I have more work to do before I can declare that I’m truly living.
As I’m leaving, Arturo slips into the foyer. It’s a week since our date. I’ve worked every night following and have only seen him at breakfast. He says with a wry smile, “Do you think anyone will be waiting for her in Rome?”
“Yes,” I tell him, because I don’t want him to be another man who thinks that a woman traipsing across Europe is following an already-broken dream. I want to believe there’s a story where girls who do wild and improbable things really do find what they’re looking for.
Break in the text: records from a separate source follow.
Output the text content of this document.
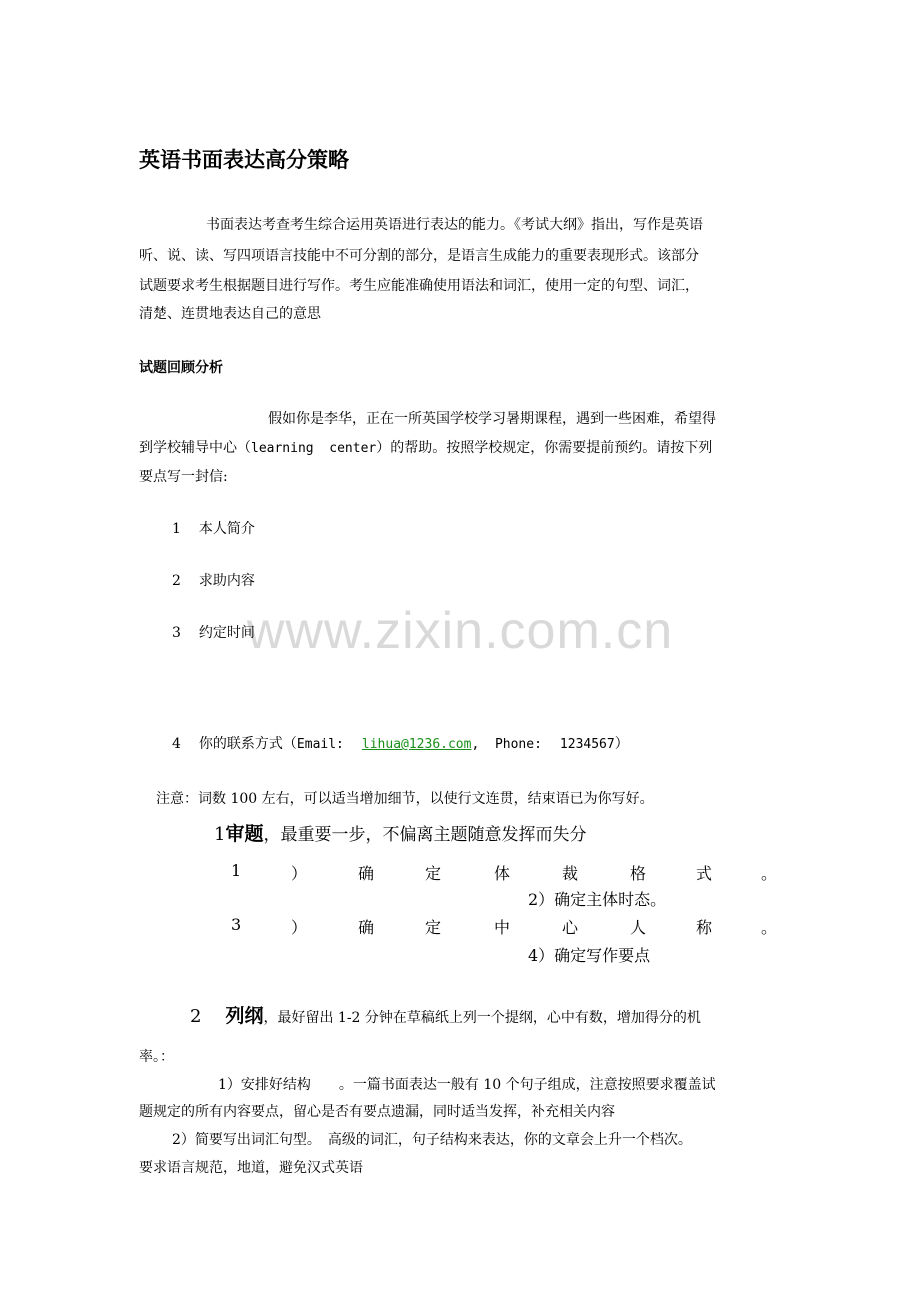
www.zixin.com.cn
英语书面表达高分策略
书面表达考查考生综合运用英语进行表达的能力。《考试大纲》指出，写作是英语
听、说、读、写四项语言技能中不可分割的部分，是语言生成能力的重要表现形式。该部分
试题要求考生根据题目进行写作。考生应能准确使用语法和词汇，使用一定的句型、词汇，
清楚、连贯地表达自己的意思
试题回顾分析
假如你是李华，正在一所英国学校学习暑期课程，遇到一些困难，希望得
到学校辅导中心（learning  center）的帮助。按照学校规定，你需要提前预约。请按下列
要点写一封信:
1 本人简介
2 求助内容
3 约定时间
4 你的联系方式（Email: lihua@1236.com,  Phone: 1234567）
注意：词数 100 左右，可以适当增加细节，以使行文连贯，结束语已为你写好。
1审题，最重要一步，不偏离主题随意发挥而失分
1	）	确	定	体	裁	格	式	。
2）确定主体时态。
3	）	确	定	中	心	人	称	。
4）确定写作要点
2 列纲，最好留出 1-2 分钟在草稿纸上列一个提纲，心中有数，增加得分的机
率。：
1）安排好结构　　。一篇书面表达一般有 10 个句子组成，注意按照要求覆盖试
题规定的所有内容要点，留心是否有要点遗漏，同时适当发挥，补充相关内容
2）简要写出词汇句型。　高级的词汇，句子结构来表达，你的文章会上升一个档次。
要求语言规范，地道，避免汉式英语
His face lights up. “There might be a movie in that! We follow the girl across Europe, bracing ourselves for her disappointment on the Spanish Steps. We track her as she walks up each stair, tensed for heartbreak at the top. And instead—”
“She finds hope,” I finish.
“Not necessarily in the form of a Parisian though,” Arturo says, studying my face.
“Not necessarily.”
Then he asks, “Aria, don’t you want to be found?”
“Only by me.” I slip out the door.
Arturo is gone when I return. So is the girl. “They went to Rome together,” Marzia says, incredulous. “My brother and that girl.”
I can’t help laughing. Yes, the world is incurably romantic.